Владимир Кузьмич отвернулся к окну, лицо его острее очертилось, резкие складки легли по углам рта. Вдруг на губах мелькнула невеселая улыбка.
— Не то обидно, что меня отстраняют от дела, — сказал он, — а то, что сделаешь это ты. Наверное, за геройство сочтешь, как же — проявил принципиальность, расправился с непокорным председателем. Командовать ты горазд, но не думаю, чтобы долго продержался, корешки-то у тебя все наружу, ты, как повитель, обовьешь живое дело и душишь.
Будто не слыша его слов, Завьялов проговорил:
— Твоя судьба в наших руках, Ламаш, не забывайся. Ершиться нечего, за все ответишь полной мерой.
— Ну что ж, пока твой час, — поднялся Владимир Кузьмич.
— Не беспокойся, рука не дрогнет, — вызывающе бросил Завьялов.
12
Собрание наметили провести возле клуба, на площадке, за штакетной загородкой, где по вечерам молодежь сходилась на танцы. Вынесли стол, накрыли красной скатеркой, установили трибунку, расставили стулья для президиума, а чуть дальше, на «пятачке», убитом танцорами до гранитной твердости, поставили скамьи. Пространства на площадке много, хоть ярмарку открывай, а кому недостанет места на скамьях, может расположиться на травке в узорчатой светотени под акациями, а то и просто на земле.
Пора открывать собрание, почти все в сборе, но Гуляева и Помогайбо где-то запропастились. Завьялов стоял отчужденно, без следа своей уверенной манеры, и вид у него был такой, словно его выставили напоказ вроде экспоната на выставке. Он предложил начинать — опоздавшие подъедут.
Владимир Кузьмич вышел к трибунке, развернул школьную тетрадь, разложил какие-то листки. Выглядел председатель буднично, по-домашнему. Он не надел праздничного костюма, как ни уговаривала Нина, незачем, не в торжествах участвовать. В полинялом до рыжины черном пиджаке, в рубахе с незастегнутым воротом, он ничем не отличался от многих мужчин, пришедших на собрание прямо с работы. Не отрываясь от тетради, ровным, тусклым голосом Ламаш рассказывал о прошедшей весне, и сотни глаз с взыскательной пристальностью следили за ним. Что-то новое рождалось в традициях, — никогда еще собрания не назначались в такое время, в междупарье, да и по Долговишенной уже прошел слушок, что председателя снимают за какую-то провинность.

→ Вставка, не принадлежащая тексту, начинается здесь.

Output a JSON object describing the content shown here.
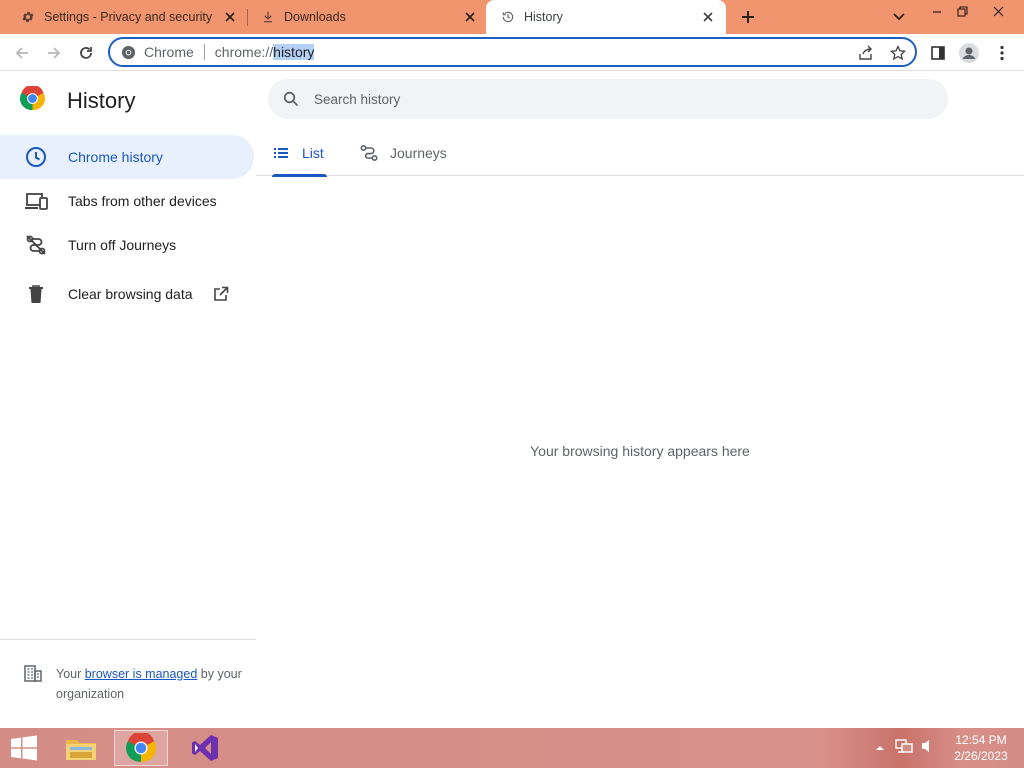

Как, какими путями доходит до ушей и становится стоустой молвой то, что рождено в тиши, за дверьми кабинетов, с глазу на глаз, необъяснимо. В Долговишенной мнения разделились. Сторонники незыблемости и порядка недоумевали; все, кажется, шло хорошо, в лад, устраивалось к общей пользе, и вдруг меняют председателя. Те, кто во всякой перемене обретали надежду выгадать что-то для себя, и вообще любители перемен раздували слухи. Они шумели больше всех и создавали впечатление большинства, к тому же их рвение подкреплялось житейским доводом: снимают, значит, что-то нечисто, нет дыма без огня. Ламаш знал об этих группках и толках и думал, что крикуны и на этот раз возьмут перевес, проголосуют снять — и все; в подоплеку, в обстоятельства никто вникать не будет.